GOP lawmakers countered Gov. Mark Dayton's criticism of the "political gamesmanship" he claims influenced a Wednesday order to suspend future discharges from the Minnesota Sex Offender Program.
Rep. Kurt Zellers, R-Maple Grove, said in a statement that despite the move, Dayton "continues to recklessly disregard the safety of Minnesotans by supporting the release of serial rapist Thomas Duvall."
Dayton's camp has maintained the governor never supported Duvall's release but backed Department of Human Services commissioner Lucinda Jesson's position not to oppose it.
Zellers' words were the latest in a back-and-forth between the two. Zellers last week called a board's recommendation to release Duvall from MSOP wrongheaded and dangerous Dayton's staff countered that Zellers, a former House speaker and gubernatorial candidate, failed to address MSOP issues as Speaker legislators.
In his own statement, House Speaker Paul Thissen, DFL-Minneapolis, cited a letter he sent last month to Reps. Tara Mack, R-Apple Valley, and Nick Zerwas, R-Elk River, who serve on the House Health and Human Services Policy and Finance Committees. The letter asked for help in developing a bipartisan solution to MSOP. Thissen said he hadn't yet received a response, but that "I take them at their word they are interested" working across the aisle.
In a joint statement, neither Mack or Zerwas addressed Thissen's request but expressed concern that Dayton "reaffirmed his support for the release of Thomas Duvall and other sex offenders."
Rep. Brian Johnson, R-Cambridge, lauded the governor's decision, which also included halting transfers of MSOP offenders to a less-secure facility in his city.
"While Gov. Dayton expressed his concern with legislators providing input on MSOP, I would kindly remind the Governor that as representatives of the people, lawmakers ought to be more thoroughly consulted on issues like this program in the future." Johnson said.
Gov. Mark Dayton acknowledged Wednesday that he was embarrassed by the tax return he released Tuesday that showed he had given only $1,000 to charity despite total earnings of $343,234 last year, according to his tax returns released this week.

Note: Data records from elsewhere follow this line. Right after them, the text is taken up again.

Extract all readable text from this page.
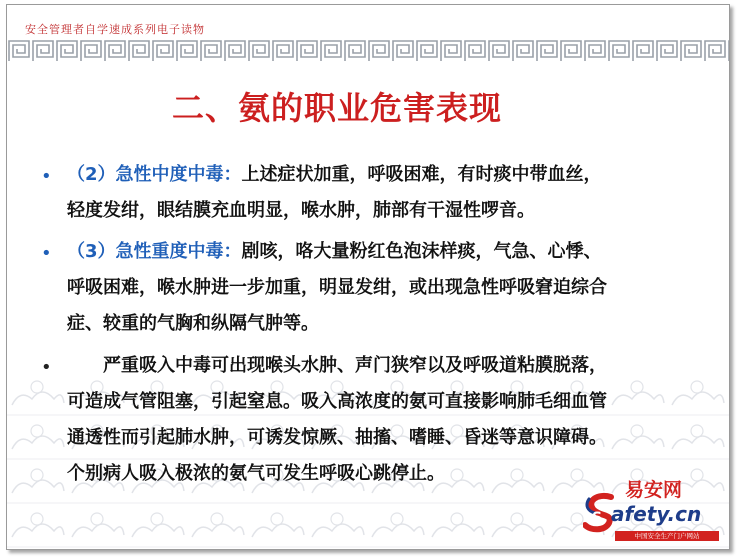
安全管理者自学速成系列电子读物
二、氨的职业危害表现
• （2）急性中度中毒：上述症状加重，呼吸困难，有时痰中带血丝，
轻度发绀，眼结膜充血明显，喉水肿，肺部有干湿性啰音。
• （3）急性重度中毒：剧咳，咯大量粉红色泡沫样痰，气急、心悸、
呼吸困难，喉水肿进一步加重，明显发绀，或出现急性呼吸窘迫综合
症、较重的气胸和纵隔气肿等。
• 　　严重吸入中毒可出现喉头水肿、声门狭窄以及呼吸道粘膜脱落，
可造成气管阻塞，引起窒息。吸入高浓度的氨可直接影响肺毛细血管
通透性而引起肺水肿，可诱发惊厥、抽搐、嗜睡、昏迷等意识障碍。
个别病人吸入极浓的氨气可发生呼吸心跳停止。
S
易安网
afety.cn
中国安全生产门户网站
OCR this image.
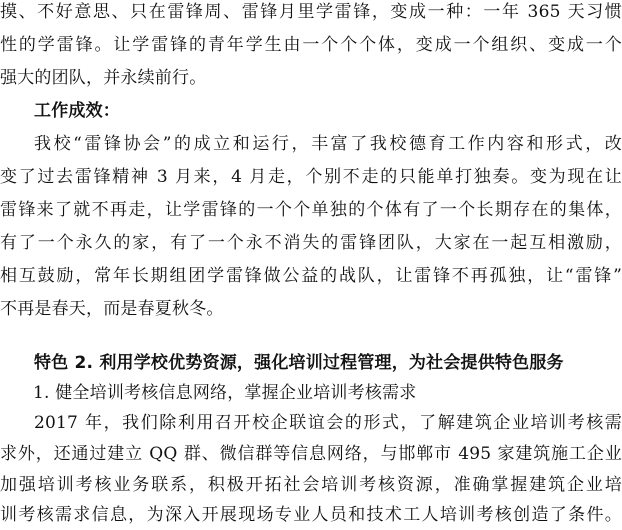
摸、不好意思、只在雷锋周、雷锋月里学雷锋，变成一种：一年 365 天习惯
性的学雷锋。让学雷锋的青年学生由一个个个体，变成一个组织、变成一个
强大的团队，并永续前行。
工作成效：
我校“雷锋协会”的成立和运行，丰富了我校德育工作内容和形式，改
变了过去雷锋精神 3 月来，4 月走，个别不走的只能单打独奏。变为现在让
雷锋来了就不再走，让学雷锋的一个个单独的个体有了一个长期存在的集体，
有了一个永久的家，有了一个永不消失的雷锋团队，大家在一起互相激励，
相互鼓励，常年长期组团学雷锋做公益的战队，让雷锋不再孤独，让“雷锋”
不再是春天，而是春夏秋冬。
特色 2. 利用学校优势资源，强化培训过程管理，为社会提供特色服务
1. 健全培训考核信息网络，掌握企业培训考核需求
2017 年，我们除利用召开校企联谊会的形式，了解建筑企业培训考核需
求外，还通过建立 QQ 群、微信群等信息网络，与邯郸市 495 家建筑施工企业
加强培训考核业务联系，积极开拓社会培训考核资源，准确掌握建筑企业培
训考核需求信息，为深入开展现场专业人员和技术工人培训考核创造了条件。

"I pride myself on my charitable giving and I'm disappointed in myself.” Dayton said at the end of a briefing with reporters on another issue. “I totaled it up and noticed I had fallen off, so I will remedy that."
The drop was significant from 2009, when Dayton, then a gubernatorial candidate, earned $172,475 mostly from family trusts, and donated nearly $27,000 of that to charity.
In addition to his $116,125 state salary in 2012, Dayton received $92,381 from a family trust and $130,291 from capital gains.
Dayton gave $1,750 to charity in 2011, when his earnings totaled $342,322.
Dave Thompson, the only Republican candidate running against Dayton to release his tax return, declared joint income with his wife of $198,322. His family gave $20,465 to charity.
Dayton's mea culpa came on the eve of Give to the Max Day in Minnesota, a 24-hour fundraiser for schools and nonprofits by GiveMN.org that features matching grants.